Esta tendencia, a decir verdad, no es ni mucho menos nueva. Los especialistas la conocen como antropomorfización, y hay muchas personas que llevan siglos proyectando rasgos humanos en animales, objetos o fenómenos naturales. ¿La principal diferencia? Que en este caso la inteligencia artificial sí responde de forma que simula consciencia e inteligencia.

En este sentido, los expertos son contundentes. Como bien explican algunos de ellos, los chatbots actuales no entienden lo que dicen, no tienen conciencia de sí mismos ni del usuario, y no experimentan emociones. Funcionan como modelos estadísticos de lenguaje que predicen qué palabra o frase es más probable a continuación, basándose en enormes cantidades de datos.

Esta es la clave de todo, dicen en el estudio: no hay experiencia interna de ningún tipo, solo cálculo.

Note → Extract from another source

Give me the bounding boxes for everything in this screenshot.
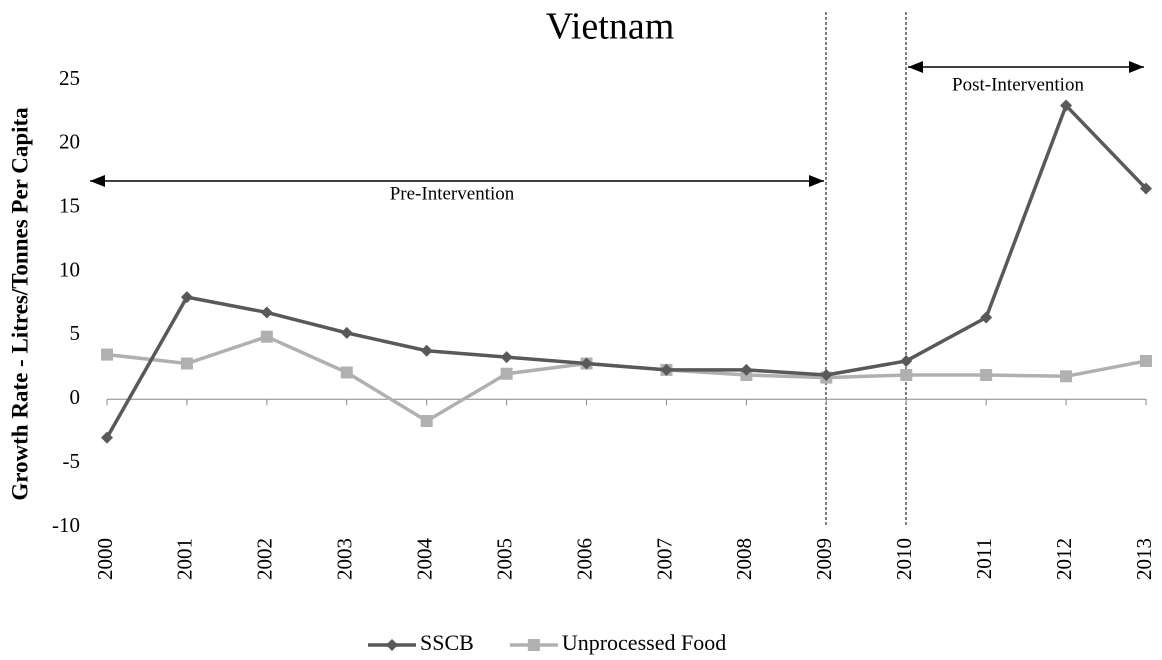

Y es ahí donde se produce la principal amenaza. Mucha gente está pasando esto por alto y comportándose como si los chatbots de inteligencia artificial fuesen seres conscientes, dicen los responsables del trabajo. Algo que ya se traduce en moderno problemas psicológicos.

Los peligros de «humanizar» la IA

Expertos en IA (como el CEO de IA de Microsoft) han advertido que esta creencia puede llevar a riesgos psicológicos reales, como una especie de «psicosis» o confusión entre realidad y simulación. De hecho, ya hay quienes hablan de emparejarse con chatbots de IA, o incluso de intentos de matrimonios. Algo que, por cierto, genera también confusión legal.

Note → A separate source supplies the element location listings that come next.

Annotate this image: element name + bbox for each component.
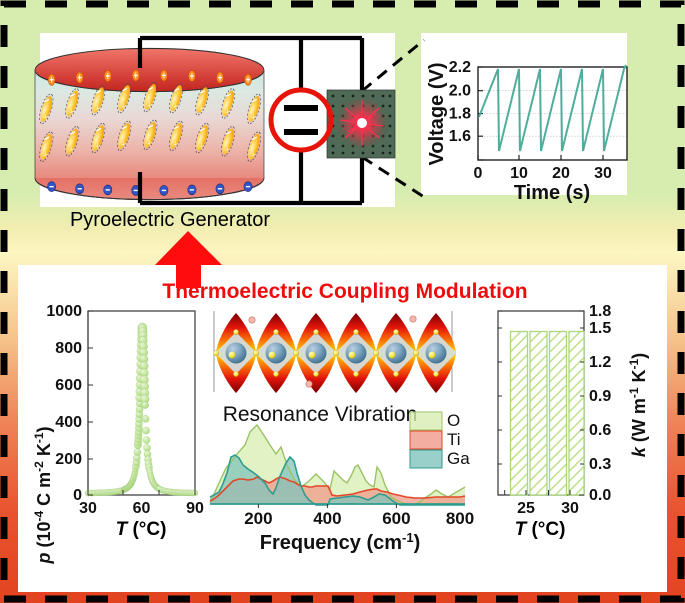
- svg-text:30: 30: [561, 500, 579, 517]
- svg-text:k (W m-1 K-1): k (W m-1 K-1): [627, 353, 649, 457]
- svg-text:1.5: 1.5: [589, 320, 611, 337]
- svg-text:T (°C): T (°C): [515, 519, 566, 540]
- svg-text:1.8: 1.8: [589, 303, 611, 320]
- svg-text:25: 25: [517, 500, 535, 517]
- svg-text:0.6: 0.6: [589, 422, 611, 439]
- svg-text:0.3: 0.3: [589, 456, 611, 473]
- svg-text:0.0: 0.0: [589, 487, 611, 504]
- svg-text:0.9: 0.9: [589, 388, 611, 405]
- svg-text:1.2: 1.2: [589, 354, 611, 371]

Si estas situaciones ya se dan ahora, con esta tecnología en teoría en pañales según los especialistas, es imposible calcular qué sucederá en el futuro, sobre todo si la robótica alcanza sus próximos objetivos. Pero desde luego, no se trata de una cuestión baladí, ni que vaya a dejar de ser relevante pronto. Más bien al contrario.